Relic Backgrounds of Gravitational Waves from Cosmic Turbulence
Alexander D. Dolgov, Dario Grasso, Alberto Nicolis
TL;DR
This work develops a generalized framework for relic gravitational waves produced by cosmic turbulence, incorporating continuous energy injection and magnetohydrodynamic effects. It derives generalized turbulence spectra, connects them to the stochastic GW background, and analyzes how these spectra modify the GW signal across different turbulence regimes. The authors apply the framework to two early-universe scenarios: turbulence from neutrino inhomogeneous diffusion before neutrino decoupling and turbulence from a first-order electroweak phase transition, finding that magnetic fields can substantially boost the GW signal and potentially bring it within LISA’s reach.

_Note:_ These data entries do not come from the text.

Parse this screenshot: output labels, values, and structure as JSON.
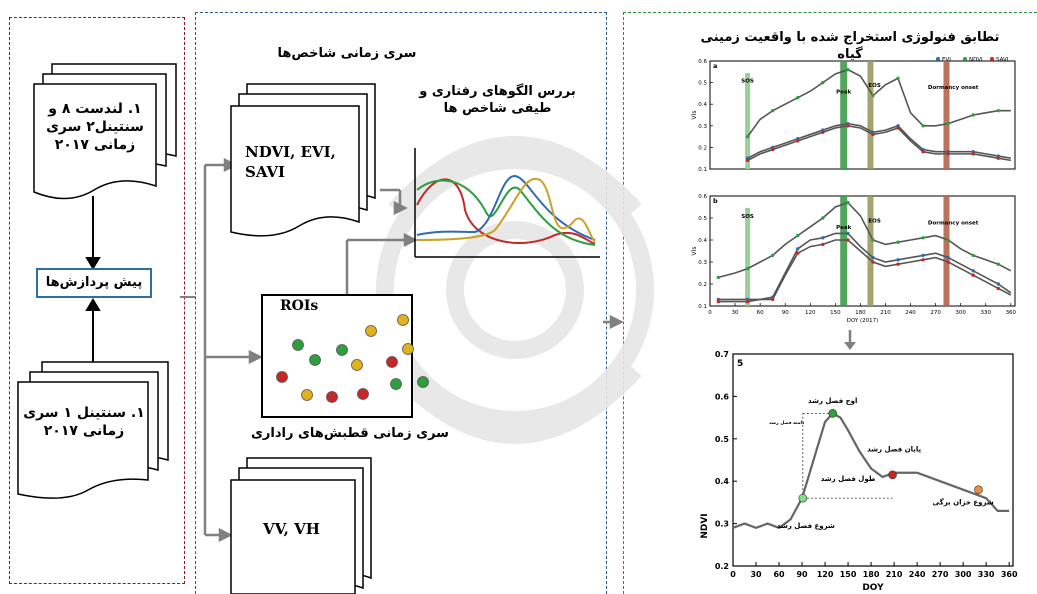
{
  "left_panel": {
    "doc_top_text": "۱. لندست ۸ و سنتینل۲ سری زمانی ۲۰۱۷",
    "preprocess_label": "پیش پردازش‌ها",
    "doc_bottom_text": "۱. سنتینل ۱ سری زمانی ۲۰۱۷"
  },
  "middle_panel": {
    "indices_title": "سری زمانی شاخص‌ها",
    "indices_doc_text": "NDVI, EVI, SAVI",
    "patterns_title": "بررس الگوهای رفتاری و طیفی شاخص ها",
    "rois_label": "ROIs",
    "rois_caption": "سری زمانی قطبش‌های راداری",
    "radar_doc_text": "VV, VH"
  },
  "right_panel": {
    "title": "تطابق فنولوژی استخراج شده با واقعیت زمینی گیاه",
    "chart_a": {
      "panel_letter": "a",
      "legend": [
        "EVI",
        "NDVI",
        "SAVI"
      ],
      "ylabel": "VIs",
      "yticks": [
        "0.1",
        "0.2",
        "0.3",
        "0.4",
        "0.5",
        "0.6"
      ],
      "annotations": [
        "SOS",
        "Peak",
        "EOS",
        "Dormancy onset"
      ]
    },
    "chart_b": {
      "panel_letter": "b",
      "ylabel": "VIs",
      "yticks": [
        "0.1",
        "0.2",
        "0.3",
        "0.4",
        "0.5",
        "0.6"
      ],
      "xticks": [
        "0",
        "30",
        "60",
        "90",
        "120",
        "150",
        "180",
        "210",
        "240",
        "270",
        "300",
        "330",
        "360"
      ],
      "xlabel": "DOY (2017)",
      "annotations": [
        "SOS",
        "Peak",
        "EOS",
        "Dormancy onset"
      ]
    },
    "chart_c": {
      "panel_letter": "5",
      "ylabel": "NDVI",
      "xlabel": "DOY",
      "yticks": [
        "0.2",
        "0.3",
        "0.4",
        "0.5",
        "0.6",
        "0.7"
      ],
      "xticks": [
        "0",
        "30",
        "60",
        "90",
        "120",
        "150",
        "180",
        "210",
        "240",
        "270",
        "300",
        "330",
        "360"
      ],
      "annotations": {
        "peak": "اوج فصل رشد",
        "half": "دامنه فصل رشد",
        "eos": "پایان فصل رشد",
        "length": "طول فصل رشد",
        "sos": "شروع فصل رشد",
        "dormancy": "شروع خزان برگی"
      }
    }
  },
  "colors": {
    "evi": "#2f6bb3",
    "ndvi": "#2e9e3e",
    "savi": "#c62828",
    "arrow": "#808080"
  },
  "chart_data": [
    {
      "type": "line",
      "panel": "a",
      "x": [
        10,
        30,
        45,
        60,
        75,
        90,
        105,
        120,
        135,
        150,
        165,
        180,
        195,
        210,
        225,
        240,
        255,
        270,
        285,
        300,
        315,
        330,
        345,
        360
      ],
      "series": [
        {
          "name": "NDVI",
          "values": [
            null,
            null,
            0.25,
            0.33,
            0.37,
            0.4,
            0.43,
            0.46,
            0.5,
            0.54,
            0.56,
            0.53,
            0.44,
            0.49,
            0.52,
            0.36,
            0.3,
            0.3,
            0.31,
            0.33,
            0.35,
            0.36,
            0.37,
            0.37
          ]
        },
        {
          "name": "EVI",
          "values": [
            null,
            null,
            0.15,
            0.18,
            0.2,
            0.22,
            0.24,
            0.26,
            0.28,
            0.3,
            0.31,
            0.3,
            0.27,
            0.28,
            0.3,
            0.24,
            0.19,
            0.18,
            0.18,
            0.18,
            0.18,
            0.17,
            0.16,
            0.15
          ]
        },
        {
          "name": "SAVI",
          "values": [
            null,
            null,
            0.14,
            0.17,
            0.19,
            0.21,
            0.23,
            0.25,
            0.27,
            0.29,
            0.3,
            0.29,
            0.26,
            0.27,
            0.29,
            0.23,
            0.18,
            0.17,
            0.17,
            0.17,
            0.17,
            0.16,
            0.15,
            0.14
          ]
        }
      ],
      "ylim": [
        0.1,
        0.6
      ],
      "xlim": [
        0,
        365
      ]
    },
    {
      "type": "line",
      "panel": "b",
      "x": [
        10,
        30,
        45,
        60,
        75,
        90,
        105,
        120,
        135,
        150,
        165,
        180,
        195,
        210,
        225,
        240,
        255,
        270,
        285,
        300,
        315,
        330,
        345,
        360
      ],
      "series": [
        {
          "name": "NDVI",
          "values": [
            0.23,
            0.25,
            0.27,
            0.3,
            0.33,
            0.38,
            0.42,
            0.46,
            0.5,
            0.55,
            0.57,
            0.51,
            0.4,
            0.38,
            0.39,
            0.4,
            0.41,
            0.42,
            0.4,
            0.36,
            0.33,
            0.31,
            0.29,
            0.26
          ]
        },
        {
          "name": "EVI",
          "values": [
            0.13,
            0.13,
            0.13,
            0.13,
            0.14,
            0.25,
            0.36,
            0.4,
            0.41,
            0.43,
            0.43,
            0.37,
            0.32,
            0.3,
            0.31,
            0.32,
            0.33,
            0.34,
            0.32,
            0.29,
            0.26,
            0.23,
            0.2,
            0.16
          ]
        },
        {
          "name": "SAVI",
          "values": [
            0.12,
            0.12,
            0.12,
            0.13,
            0.13,
            0.24,
            0.34,
            0.37,
            0.38,
            0.4,
            0.4,
            0.35,
            0.3,
            0.28,
            0.29,
            0.3,
            0.31,
            0.32,
            0.3,
            0.27,
            0.24,
            0.21,
            0.18,
            0.15
          ]
        }
      ],
      "ylim": [
        0.1,
        0.6
      ],
      "xlim": [
        0,
        365
      ]
    },
    {
      "type": "line",
      "panel": "5",
      "x": [
        0,
        15,
        30,
        45,
        60,
        75,
        90,
        105,
        120,
        130,
        140,
        150,
        165,
        180,
        195,
        210,
        225,
        240,
        255,
        270,
        285,
        300,
        315,
        330,
        345,
        360
      ],
      "series": [
        {
          "name": "NDVI",
          "values": [
            0.29,
            0.3,
            0.29,
            0.3,
            0.29,
            0.31,
            0.36,
            0.45,
            0.54,
            0.56,
            0.55,
            0.52,
            0.47,
            0.43,
            0.41,
            0.42,
            0.42,
            0.42,
            0.41,
            0.4,
            0.39,
            0.38,
            0.37,
            0.36,
            0.33,
            0.33
          ]
        }
      ],
      "points": [
        {
          "x": 91,
          "y": 0.36,
          "color": "#7ee07e"
        },
        {
          "x": 130,
          "y": 0.56,
          "color": "#2e9e3e"
        },
        {
          "x": 208,
          "y": 0.415,
          "color": "#c62828"
        },
        {
          "x": 320,
          "y": 0.38,
          "color": "#f08a3c"
        }
      ],
      "ylim": [
        0.2,
        0.7
      ],
      "xlim": [
        0,
        365
      ]
    }
  ]
}
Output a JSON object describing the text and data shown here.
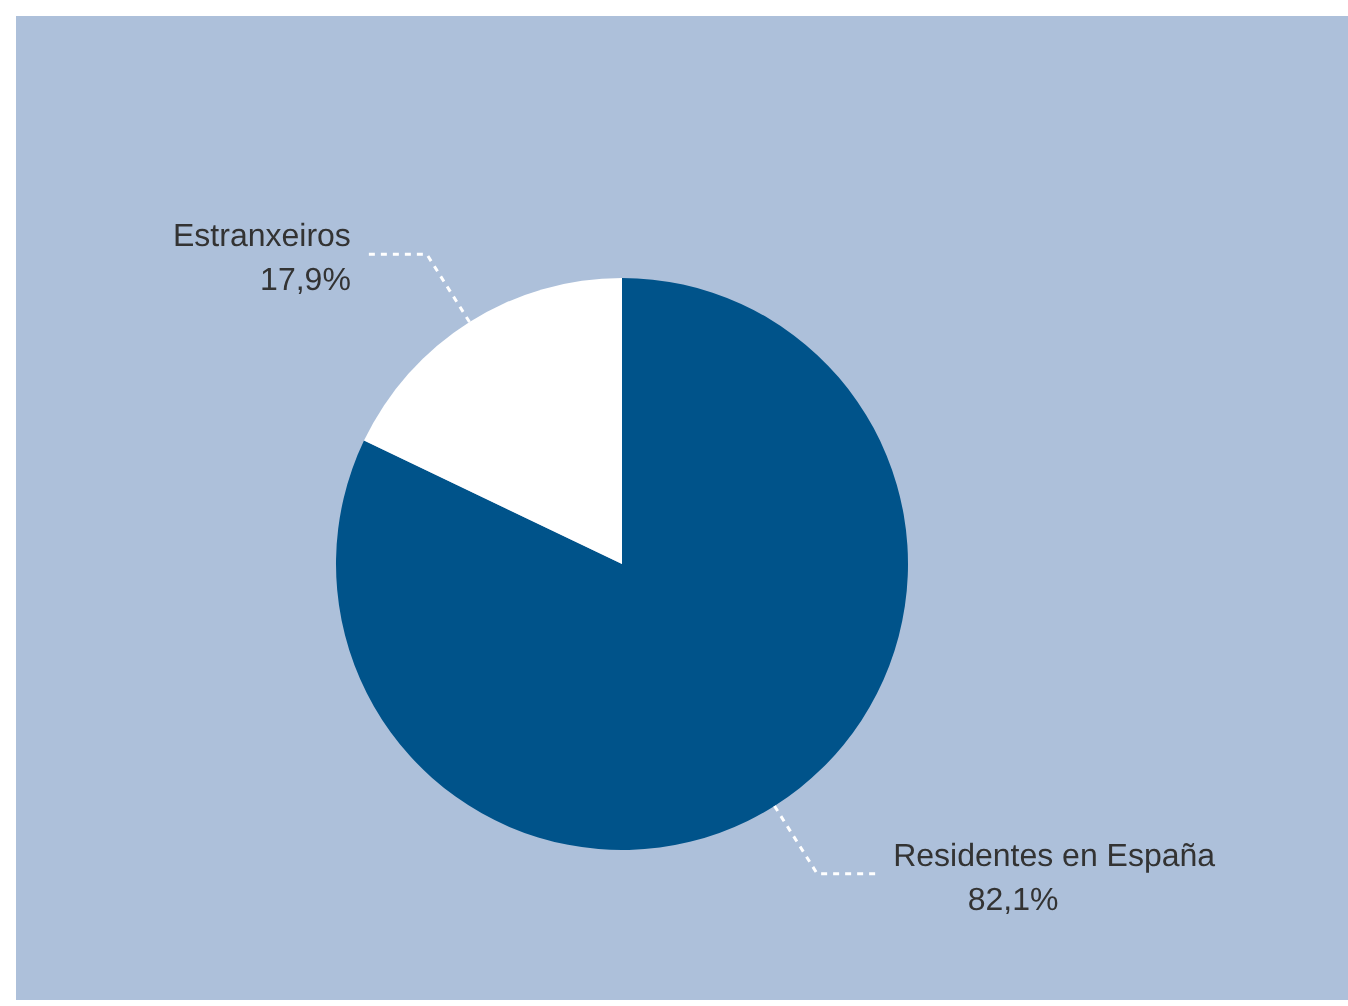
{
  "chart_data": {
    "type": "pie",
    "categories": [
      "Residentes en España",
      "Estranxeiros"
    ],
    "values": [
      82.1,
      17.9
    ],
    "colors": [
      "#00538a",
      "#ffffff"
    ],
    "value_labels": [
      "82,1%",
      "17,9%"
    ],
    "legend": false
  }
}
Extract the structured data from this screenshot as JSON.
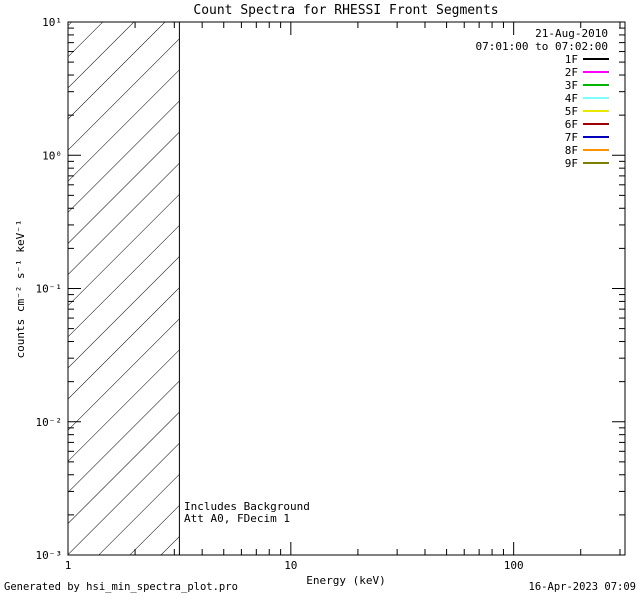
{
  "page": {
    "title": "Count Spectra for RHESSI Front Segments",
    "footer_left": "Generated by hsi_min_spectra_plot.pro",
    "footer_right": "16-Apr-2023 07:09"
  },
  "chart_data": {
    "type": "line",
    "title": "Count Spectra for RHESSI Front Segments",
    "xlabel": "Energy (keV)",
    "ylabel": "counts cm⁻² s⁻¹ keV⁻¹",
    "xscale": "log",
    "yscale": "log",
    "xlim": [
      1,
      316
    ],
    "ylim": [
      0.001,
      10
    ],
    "grid": false,
    "x_ticks": [
      {
        "value": 1,
        "label": "1"
      },
      {
        "value": 10,
        "label": "10"
      },
      {
        "value": 100,
        "label": "100"
      }
    ],
    "y_ticks": [
      {
        "value": 10,
        "label": "10¹"
      },
      {
        "value": 1,
        "label": "10⁰"
      },
      {
        "value": 0.1,
        "label": "10⁻¹"
      },
      {
        "value": 0.01,
        "label": "10⁻²"
      },
      {
        "value": 0.001,
        "label": "10⁻³"
      }
    ],
    "series": [],
    "hatched_region": {
      "x_start": 1,
      "x_end": 3.16,
      "y_span": "full",
      "style": "diagonal-hatch",
      "meaning": "low-energy attenuated/background region"
    },
    "annotations": {
      "line1": "Includes Background",
      "line2": "Att A0, FDecim 1"
    },
    "legend": {
      "position": "top-right",
      "date": "21-Aug-2010",
      "time_range": "07:01:00 to 07:02:00",
      "entries": [
        {
          "label": "1F",
          "color": "#000000"
        },
        {
          "label": "2F",
          "color": "#ff00ff"
        },
        {
          "label": "3F",
          "color": "#00b400"
        },
        {
          "label": "4F",
          "color": "#7fffff"
        },
        {
          "label": "5F",
          "color": "#e8e800"
        },
        {
          "label": "6F",
          "color": "#a00000"
        },
        {
          "label": "7F",
          "color": "#0000b8"
        },
        {
          "label": "8F",
          "color": "#ff9000"
        },
        {
          "label": "9F",
          "color": "#808000"
        }
      ]
    }
  }
}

The results establish a link between turbulence properties, primordial magnetic fields, and the observable stochastic GW background, highlighting favorable conditions for detection and implications for early-universe physics.
Abstract
Turbulence may have been produced in the early universe during several kind of non-equilibrium processes. Periods of cosmic turbulence may have left a detectable relic in the form of stochastic backgrounds of gravitational waves. In this paper we derive general expressions for the power spectrum of the expected signal. Extending previous works on the subject, we take into account the effects of a continuous energy injection power and of magnetic fields. Both effects lead to considerable deviations from the Kolmogorov turbulence spectrum. We applied our results to determine the spectrum of gravity waves which may have been produced by neutrino inhomogeneous diffusion and by a first order phase transition. We show that in both cases the expected signal may be in the sensitivity range of LISA.